If you ever need evidence of the American propensity for liberty and individual initiative free from government coercion, read Wood’s chapter on the push westward.

This push, however, was disastrous for the American Indian. (It would also set the stage for the argument about slavery in the Western territories, which set the stage for the Civil War.) Jefferson and other leaders of the time held what they considered to be the enlightened view on the Indian issue: the civilization and assimilation of the Indian into white society. This view:

"…gave no recognition whatsoever to the worth or integrity of the Indians’ own existing culture. In the minds of many early nineteenth-century whites, enlightened civilization was still too recent, too precarious, for them to treat it as simply an alternative culture of lifestyle. Only later, only when the Indian culture had been virtually destroyed, could white Americans begin to try to redeem the tragedy that had occurred."

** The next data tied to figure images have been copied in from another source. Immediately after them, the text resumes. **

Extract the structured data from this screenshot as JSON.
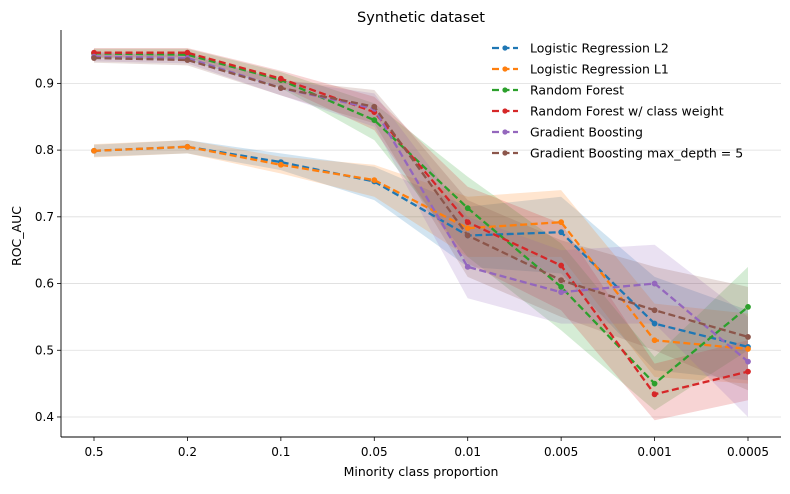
{
  "chart_data": {
    "type": "line",
    "title": "Synthetic dataset",
    "xlabel": "Minority class proportion",
    "ylabel": "ROC_AUC",
    "categories": [
      "0.5",
      "0.2",
      "0.1",
      "0.05",
      "0.01",
      "0.005",
      "0.001",
      "0.0005"
    ],
    "ylim": [
      0.37,
      0.98
    ],
    "yticks": [
      "0.4",
      "0.5",
      "0.6",
      "0.7",
      "0.8",
      "0.9"
    ],
    "grid": "horizontal",
    "legend_position": "top-right",
    "line_style": "dashed with circular markers",
    "series": [
      {
        "name": "Logistic Regression L2",
        "color": "#1f77b4",
        "values": [
          0.799,
          0.805,
          0.782,
          0.753,
          0.672,
          0.677,
          0.54,
          0.505
        ],
        "band_low": [
          0.79,
          0.795,
          0.77,
          0.725,
          0.625,
          0.615,
          0.47,
          0.455
        ],
        "band_high": [
          0.808,
          0.815,
          0.795,
          0.775,
          0.715,
          0.73,
          0.61,
          0.56
        ]
      },
      {
        "name": "Logistic Regression L1",
        "color": "#ff7f0e",
        "values": [
          0.799,
          0.805,
          0.778,
          0.755,
          0.683,
          0.692,
          0.515,
          0.502
        ],
        "band_low": [
          0.789,
          0.795,
          0.765,
          0.73,
          0.64,
          0.64,
          0.46,
          0.45
        ],
        "band_high": [
          0.809,
          0.815,
          0.79,
          0.778,
          0.73,
          0.74,
          0.57,
          0.555
        ]
      },
      {
        "name": "Random Forest",
        "color": "#2ca02c",
        "values": [
          0.945,
          0.943,
          0.905,
          0.845,
          0.713,
          0.595,
          0.45,
          0.565
        ],
        "band_low": [
          0.938,
          0.935,
          0.893,
          0.815,
          0.64,
          0.53,
          0.41,
          0.5
        ],
        "band_high": [
          0.952,
          0.952,
          0.917,
          0.87,
          0.76,
          0.66,
          0.49,
          0.625
        ]
      },
      {
        "name": "Random Forest w/ class weight",
        "color": "#d62728",
        "values": [
          0.946,
          0.946,
          0.907,
          0.857,
          0.692,
          0.627,
          0.434,
          0.468
        ],
        "band_low": [
          0.939,
          0.939,
          0.895,
          0.83,
          0.63,
          0.56,
          0.395,
          0.425
        ],
        "band_high": [
          0.953,
          0.953,
          0.919,
          0.88,
          0.745,
          0.69,
          0.48,
          0.515
        ]
      },
      {
        "name": "Gradient Boosting",
        "color": "#9467bd",
        "values": [
          0.94,
          0.938,
          0.893,
          0.862,
          0.625,
          0.587,
          0.6,
          0.483
        ],
        "band_low": [
          0.933,
          0.93,
          0.882,
          0.835,
          0.578,
          0.54,
          0.54,
          0.4
        ],
        "band_high": [
          0.947,
          0.946,
          0.905,
          0.885,
          0.7,
          0.65,
          0.658,
          0.55
        ]
      },
      {
        "name": "Gradient Boosting max_depth = 5",
        "color": "#8c564b",
        "values": [
          0.938,
          0.935,
          0.893,
          0.865,
          0.672,
          0.605,
          0.56,
          0.52
        ],
        "band_low": [
          0.931,
          0.927,
          0.882,
          0.84,
          0.61,
          0.55,
          0.5,
          0.44
        ],
        "band_high": [
          0.945,
          0.943,
          0.905,
          0.89,
          0.725,
          0.665,
          0.625,
          0.595
        ]
      }
    ]
  }
}
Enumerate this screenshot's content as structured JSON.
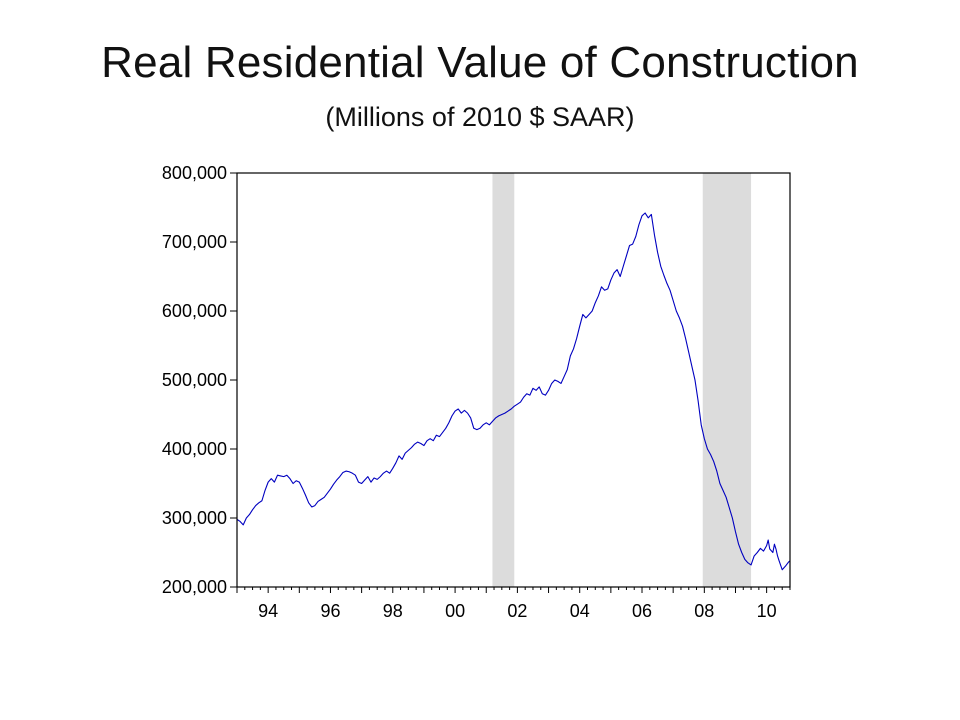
{
  "title": "Real Residential Value of Construction",
  "subtitle": "(Millions of 2010 $ SAAR)",
  "chart_data": {
    "type": "line",
    "title": "Real Residential Value of Construction",
    "subtitle": "(Millions of 2010 $ SAAR)",
    "xlabel": "",
    "ylabel": "",
    "xlim": [
      1993.0,
      2010.75
    ],
    "ylim": [
      200000,
      800000
    ],
    "y_ticks": [
      200000,
      300000,
      400000,
      500000,
      600000,
      700000,
      800000
    ],
    "y_tick_labels": [
      "200,000",
      "300,000",
      "400,000",
      "500,000",
      "600,000",
      "700,000",
      "800,000"
    ],
    "x_tick_labels": [
      {
        "x": 1994,
        "label": "94"
      },
      {
        "x": 1996,
        "label": "96"
      },
      {
        "x": 1998,
        "label": "98"
      },
      {
        "x": 2000,
        "label": "00"
      },
      {
        "x": 2002,
        "label": "02"
      },
      {
        "x": 2004,
        "label": "04"
      },
      {
        "x": 2006,
        "label": "06"
      },
      {
        "x": 2008,
        "label": "08"
      },
      {
        "x": 2010,
        "label": "10"
      }
    ],
    "grid": false,
    "legend": "none",
    "colors": {
      "line": "#0000c0",
      "recession": "#dcdcdc",
      "axis": "#000000"
    },
    "recession_bands": [
      [
        2001.2,
        2001.9
      ],
      [
        2007.95,
        2009.5
      ]
    ],
    "series": [
      {
        "points": [
          [
            1993.0,
            298000
          ],
          [
            1993.1,
            295000
          ],
          [
            1993.2,
            290000
          ],
          [
            1993.3,
            300000
          ],
          [
            1993.4,
            305000
          ],
          [
            1993.5,
            312000
          ],
          [
            1993.6,
            318000
          ],
          [
            1993.7,
            322000
          ],
          [
            1993.8,
            325000
          ],
          [
            1993.9,
            340000
          ],
          [
            1994.0,
            352000
          ],
          [
            1994.1,
            357000
          ],
          [
            1994.2,
            352000
          ],
          [
            1994.3,
            362000
          ],
          [
            1994.4,
            361000
          ],
          [
            1994.5,
            360000
          ],
          [
            1994.6,
            362000
          ],
          [
            1994.7,
            357000
          ],
          [
            1994.8,
            350000
          ],
          [
            1994.9,
            354000
          ],
          [
            1995.0,
            352000
          ],
          [
            1995.1,
            343000
          ],
          [
            1995.2,
            333000
          ],
          [
            1995.3,
            322000
          ],
          [
            1995.4,
            316000
          ],
          [
            1995.5,
            318000
          ],
          [
            1995.6,
            324000
          ],
          [
            1995.7,
            327000
          ],
          [
            1995.8,
            330000
          ],
          [
            1995.9,
            336000
          ],
          [
            1996.0,
            342000
          ],
          [
            1996.1,
            349000
          ],
          [
            1996.2,
            355000
          ],
          [
            1996.3,
            360000
          ],
          [
            1996.4,
            366000
          ],
          [
            1996.5,
            368000
          ],
          [
            1996.6,
            367000
          ],
          [
            1996.7,
            365000
          ],
          [
            1996.8,
            362000
          ],
          [
            1996.9,
            352000
          ],
          [
            1997.0,
            350000
          ],
          [
            1997.1,
            355000
          ],
          [
            1997.2,
            360000
          ],
          [
            1997.3,
            352000
          ],
          [
            1997.4,
            358000
          ],
          [
            1997.5,
            356000
          ],
          [
            1997.6,
            360000
          ],
          [
            1997.7,
            365000
          ],
          [
            1997.8,
            368000
          ],
          [
            1997.9,
            365000
          ],
          [
            1998.0,
            372000
          ],
          [
            1998.1,
            380000
          ],
          [
            1998.2,
            390000
          ],
          [
            1998.3,
            385000
          ],
          [
            1998.4,
            394000
          ],
          [
            1998.5,
            398000
          ],
          [
            1998.6,
            402000
          ],
          [
            1998.7,
            407000
          ],
          [
            1998.8,
            410000
          ],
          [
            1998.9,
            408000
          ],
          [
            1999.0,
            405000
          ],
          [
            1999.1,
            412000
          ],
          [
            1999.2,
            415000
          ],
          [
            1999.3,
            412000
          ],
          [
            1999.4,
            420000
          ],
          [
            1999.5,
            418000
          ],
          [
            1999.6,
            424000
          ],
          [
            1999.7,
            430000
          ],
          [
            1999.8,
            438000
          ],
          [
            1999.9,
            448000
          ],
          [
            2000.0,
            455000
          ],
          [
            2000.1,
            458000
          ],
          [
            2000.2,
            452000
          ],
          [
            2000.3,
            456000
          ],
          [
            2000.4,
            452000
          ],
          [
            2000.5,
            445000
          ],
          [
            2000.6,
            430000
          ],
          [
            2000.7,
            428000
          ],
          [
            2000.8,
            430000
          ],
          [
            2000.9,
            435000
          ],
          [
            2001.0,
            438000
          ],
          [
            2001.1,
            435000
          ],
          [
            2001.2,
            440000
          ],
          [
            2001.3,
            445000
          ],
          [
            2001.4,
            448000
          ],
          [
            2001.5,
            450000
          ],
          [
            2001.6,
            452000
          ],
          [
            2001.7,
            455000
          ],
          [
            2001.8,
            458000
          ],
          [
            2001.9,
            462000
          ],
          [
            2002.0,
            465000
          ],
          [
            2002.1,
            468000
          ],
          [
            2002.2,
            475000
          ],
          [
            2002.3,
            480000
          ],
          [
            2002.4,
            478000
          ],
          [
            2002.5,
            488000
          ],
          [
            2002.6,
            485000
          ],
          [
            2002.7,
            490000
          ],
          [
            2002.8,
            480000
          ],
          [
            2002.9,
            478000
          ],
          [
            2003.0,
            485000
          ],
          [
            2003.1,
            495000
          ],
          [
            2003.2,
            500000
          ],
          [
            2003.3,
            498000
          ],
          [
            2003.4,
            495000
          ],
          [
            2003.5,
            505000
          ],
          [
            2003.6,
            515000
          ],
          [
            2003.7,
            535000
          ],
          [
            2003.8,
            545000
          ],
          [
            2003.9,
            560000
          ],
          [
            2004.0,
            578000
          ],
          [
            2004.1,
            595000
          ],
          [
            2004.2,
            590000
          ],
          [
            2004.3,
            595000
          ],
          [
            2004.4,
            600000
          ],
          [
            2004.5,
            612000
          ],
          [
            2004.6,
            622000
          ],
          [
            2004.7,
            635000
          ],
          [
            2004.8,
            630000
          ],
          [
            2004.9,
            632000
          ],
          [
            2005.0,
            645000
          ],
          [
            2005.1,
            655000
          ],
          [
            2005.2,
            660000
          ],
          [
            2005.3,
            650000
          ],
          [
            2005.4,
            665000
          ],
          [
            2005.5,
            680000
          ],
          [
            2005.6,
            695000
          ],
          [
            2005.7,
            697000
          ],
          [
            2005.8,
            708000
          ],
          [
            2005.9,
            725000
          ],
          [
            2006.0,
            738000
          ],
          [
            2006.1,
            742000
          ],
          [
            2006.2,
            735000
          ],
          [
            2006.3,
            740000
          ],
          [
            2006.4,
            710000
          ],
          [
            2006.5,
            685000
          ],
          [
            2006.6,
            665000
          ],
          [
            2006.7,
            652000
          ],
          [
            2006.8,
            640000
          ],
          [
            2006.9,
            630000
          ],
          [
            2007.0,
            615000
          ],
          [
            2007.1,
            600000
          ],
          [
            2007.2,
            590000
          ],
          [
            2007.3,
            578000
          ],
          [
            2007.4,
            560000
          ],
          [
            2007.5,
            540000
          ],
          [
            2007.6,
            520000
          ],
          [
            2007.7,
            500000
          ],
          [
            2007.8,
            470000
          ],
          [
            2007.9,
            435000
          ],
          [
            2008.0,
            415000
          ],
          [
            2008.1,
            400000
          ],
          [
            2008.2,
            392000
          ],
          [
            2008.3,
            382000
          ],
          [
            2008.4,
            368000
          ],
          [
            2008.5,
            350000
          ],
          [
            2008.6,
            340000
          ],
          [
            2008.7,
            330000
          ],
          [
            2008.8,
            315000
          ],
          [
            2008.9,
            300000
          ],
          [
            2009.0,
            280000
          ],
          [
            2009.1,
            262000
          ],
          [
            2009.2,
            250000
          ],
          [
            2009.3,
            240000
          ],
          [
            2009.4,
            235000
          ],
          [
            2009.5,
            232000
          ],
          [
            2009.6,
            245000
          ],
          [
            2009.7,
            250000
          ],
          [
            2009.8,
            256000
          ],
          [
            2009.9,
            252000
          ],
          [
            2010.0,
            260000
          ],
          [
            2010.05,
            268000
          ],
          [
            2010.1,
            255000
          ],
          [
            2010.2,
            250000
          ],
          [
            2010.25,
            262000
          ],
          [
            2010.3,
            255000
          ],
          [
            2010.35,
            245000
          ],
          [
            2010.4,
            238000
          ],
          [
            2010.5,
            225000
          ],
          [
            2010.6,
            230000
          ],
          [
            2010.7,
            236000
          ],
          [
            2010.75,
            238000
          ]
        ]
      }
    ]
  }
}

There is more, much more, to talk about in this wonderful book but I’ll leave it to you to explore the rest. I’ll just end by saying simply that I loved this book. It taught me much, explained a lot, and it made me think hard about the American character, the one that emerged during the Jeffersonian revolution of the '”middling sorts.” Their confidence, initiative, and determination for self-improvement became instilled in the American persona, the idea of what it is to be an American. Their demand for liberty became our birthright. In the Age of Obama, do we still retain these characteristics? I think so. The push back against the statist, European vision of the Obama administration is heartening to see. While I am certain that the elites in Congress don’t give a damn what ordinary Americans think, they do take public opinion into account when it comes to their reelection. If there are enough of us “middling sorts” left out there, we may be able to defeat their collectivist vision and continue this Empire of Liberty with which we’ve been blessed.